I recently had the opportunity to tour an industrial scale composting operation. I am a huge compost geek so I was pretty excited. I've seen a lot of piles in my day, but nothing like this. This facility, Community Recycling (a division of Crown Disposal), processes food scraps and organic wastes from most of the major grocery store chains in Southern California. They also collect food scraps from restaurants and other food vendors in the region as well as operate a recycling facility for metals, plastics, wood, paper, yard trimmings and anything else they can find a market for or a way to keep out of the landfill. I must say it was pretty impressive. But the most exciting part of course was the compost.
There were literally mountains of compost called windrows in rows perhaps twenty feet high by several hundred feet long. It's a large scale operation with not just one windrow but dozens of them. And this is all stuff that otherwise would end up in landfills. Of course we should be composting all of our organic wastes close to home, but the sad truth is that a lot of this lovely organic material gets thrown away instead of returned to the earth. So I am glad that enterprises such as this exist.
When vegetables are going to go bad at the grocery store, they get tossed in a bin bound for these vast fields of degrading organic matter. The interesting part is that they get tossed in, plastic and all. There are bagged carrots, bagged salad mixes, plastic wrapped heads of cauliflower, all together. The compost windrows are just littered with plastic as you can see. Nothing like my backyard compost, where I would never allow any plastic or so much as a stray rubber band. On a commercial scale, they find it easier to sort the plastic out at the end of the composting process. Just how they do that, they won't say--apparently it's proprietary. But we got to drive around the hundreds of acres of compost and see the process for ourselves, start to finish. [Mr. Homegrown here: plastic combined with organics is one of the big problems in the world of municipal waste.]

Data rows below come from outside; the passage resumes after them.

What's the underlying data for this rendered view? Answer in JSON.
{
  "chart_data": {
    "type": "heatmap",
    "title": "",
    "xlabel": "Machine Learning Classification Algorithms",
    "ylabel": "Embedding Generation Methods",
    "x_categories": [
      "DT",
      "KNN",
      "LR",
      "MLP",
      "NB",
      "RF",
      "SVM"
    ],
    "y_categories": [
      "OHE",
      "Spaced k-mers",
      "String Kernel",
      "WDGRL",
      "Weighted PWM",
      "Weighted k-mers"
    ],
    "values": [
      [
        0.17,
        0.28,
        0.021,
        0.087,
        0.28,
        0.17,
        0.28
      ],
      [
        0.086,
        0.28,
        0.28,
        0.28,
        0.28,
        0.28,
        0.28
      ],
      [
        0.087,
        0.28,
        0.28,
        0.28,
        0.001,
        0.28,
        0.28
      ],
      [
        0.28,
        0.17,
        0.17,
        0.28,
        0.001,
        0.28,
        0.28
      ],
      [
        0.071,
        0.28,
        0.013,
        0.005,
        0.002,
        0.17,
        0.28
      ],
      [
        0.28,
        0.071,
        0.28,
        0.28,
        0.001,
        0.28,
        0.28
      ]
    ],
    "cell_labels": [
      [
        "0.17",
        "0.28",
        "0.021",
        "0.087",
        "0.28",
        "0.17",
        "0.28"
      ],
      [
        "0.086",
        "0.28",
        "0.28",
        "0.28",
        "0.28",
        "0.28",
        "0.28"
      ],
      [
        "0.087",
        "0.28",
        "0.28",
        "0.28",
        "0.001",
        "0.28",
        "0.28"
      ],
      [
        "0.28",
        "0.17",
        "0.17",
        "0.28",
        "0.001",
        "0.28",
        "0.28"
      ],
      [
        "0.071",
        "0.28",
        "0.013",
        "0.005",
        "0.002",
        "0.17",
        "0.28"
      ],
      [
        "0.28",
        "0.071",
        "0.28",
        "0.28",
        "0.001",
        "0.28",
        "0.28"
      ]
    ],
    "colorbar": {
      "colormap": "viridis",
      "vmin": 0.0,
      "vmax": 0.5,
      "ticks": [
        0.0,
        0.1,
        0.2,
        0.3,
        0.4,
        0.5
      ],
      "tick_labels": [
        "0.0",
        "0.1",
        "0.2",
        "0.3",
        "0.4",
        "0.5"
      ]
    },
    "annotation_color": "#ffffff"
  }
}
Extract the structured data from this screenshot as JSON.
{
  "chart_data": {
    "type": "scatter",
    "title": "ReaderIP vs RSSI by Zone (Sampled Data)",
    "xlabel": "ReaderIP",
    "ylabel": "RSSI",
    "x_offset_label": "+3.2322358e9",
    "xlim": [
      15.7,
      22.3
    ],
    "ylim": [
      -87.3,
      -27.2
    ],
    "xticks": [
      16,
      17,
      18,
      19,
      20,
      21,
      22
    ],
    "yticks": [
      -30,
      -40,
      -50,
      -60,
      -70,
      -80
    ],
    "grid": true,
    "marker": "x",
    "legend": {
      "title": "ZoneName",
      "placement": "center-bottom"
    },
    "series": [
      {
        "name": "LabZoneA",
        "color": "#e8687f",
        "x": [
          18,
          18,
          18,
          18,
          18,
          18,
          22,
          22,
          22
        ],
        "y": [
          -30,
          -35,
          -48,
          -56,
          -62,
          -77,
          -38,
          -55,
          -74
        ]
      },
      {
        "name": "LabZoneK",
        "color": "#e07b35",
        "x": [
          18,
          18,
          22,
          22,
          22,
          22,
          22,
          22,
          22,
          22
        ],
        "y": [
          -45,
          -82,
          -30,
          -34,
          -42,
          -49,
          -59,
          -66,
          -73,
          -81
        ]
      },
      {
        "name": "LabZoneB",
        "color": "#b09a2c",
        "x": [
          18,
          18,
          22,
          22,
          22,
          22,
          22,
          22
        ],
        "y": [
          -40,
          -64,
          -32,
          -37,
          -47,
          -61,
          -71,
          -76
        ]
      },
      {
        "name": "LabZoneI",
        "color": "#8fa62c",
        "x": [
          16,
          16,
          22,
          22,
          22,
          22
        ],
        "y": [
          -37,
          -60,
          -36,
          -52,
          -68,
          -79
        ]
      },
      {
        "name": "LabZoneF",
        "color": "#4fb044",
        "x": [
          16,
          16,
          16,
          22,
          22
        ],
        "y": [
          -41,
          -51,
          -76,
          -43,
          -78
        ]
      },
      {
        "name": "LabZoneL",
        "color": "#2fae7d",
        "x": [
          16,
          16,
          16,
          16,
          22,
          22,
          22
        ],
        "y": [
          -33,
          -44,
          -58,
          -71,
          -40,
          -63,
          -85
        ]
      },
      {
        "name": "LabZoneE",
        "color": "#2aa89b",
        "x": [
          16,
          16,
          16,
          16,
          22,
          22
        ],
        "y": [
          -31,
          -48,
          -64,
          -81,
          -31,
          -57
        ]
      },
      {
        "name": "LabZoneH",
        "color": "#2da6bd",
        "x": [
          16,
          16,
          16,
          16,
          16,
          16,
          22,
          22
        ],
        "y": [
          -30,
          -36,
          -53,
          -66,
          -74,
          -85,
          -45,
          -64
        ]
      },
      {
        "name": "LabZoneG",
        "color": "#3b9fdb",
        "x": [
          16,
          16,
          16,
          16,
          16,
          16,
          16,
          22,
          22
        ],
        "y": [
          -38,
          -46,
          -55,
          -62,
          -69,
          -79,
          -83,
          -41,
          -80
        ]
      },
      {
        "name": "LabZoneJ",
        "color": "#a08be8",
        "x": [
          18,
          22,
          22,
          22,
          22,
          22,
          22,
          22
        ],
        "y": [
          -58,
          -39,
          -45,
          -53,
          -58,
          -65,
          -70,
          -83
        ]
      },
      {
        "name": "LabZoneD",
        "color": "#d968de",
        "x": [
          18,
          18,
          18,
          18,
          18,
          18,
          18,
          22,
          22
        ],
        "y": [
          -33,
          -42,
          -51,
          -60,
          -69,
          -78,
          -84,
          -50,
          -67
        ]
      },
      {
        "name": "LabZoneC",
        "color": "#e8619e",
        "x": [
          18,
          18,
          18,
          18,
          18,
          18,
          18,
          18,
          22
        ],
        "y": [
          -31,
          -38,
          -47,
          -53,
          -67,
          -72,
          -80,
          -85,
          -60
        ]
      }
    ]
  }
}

The food waste is blended with wood chips or wood 'fines' as needed. Huge windrow machines straddle and churn the piles. They look like something out of Star Wars. Several months later the finished compost is sold to farmers. Community Recycling is a totally vertically integrated operation so of course they farm a little too--organic almonds, some row crops and some forage crops. That way, if they have too much compost on their hands at one time, they can always put it on their own land. The soil looked pretty good to me. I got to traipse around and get my hands in the earth. They also raise wild turkeys and other native birds to be released into the wild. It is part of a habitat and wildlife restoration project they are involved in.
This was better than any amusement park I've ever been too. I mean, they have compost, weird looking wild animals- yes, turkeys are very weird looking, organic almonds, a recycling facility and did I mention the mountains of compost? I'm pictured below, the happy queen of the compost heap.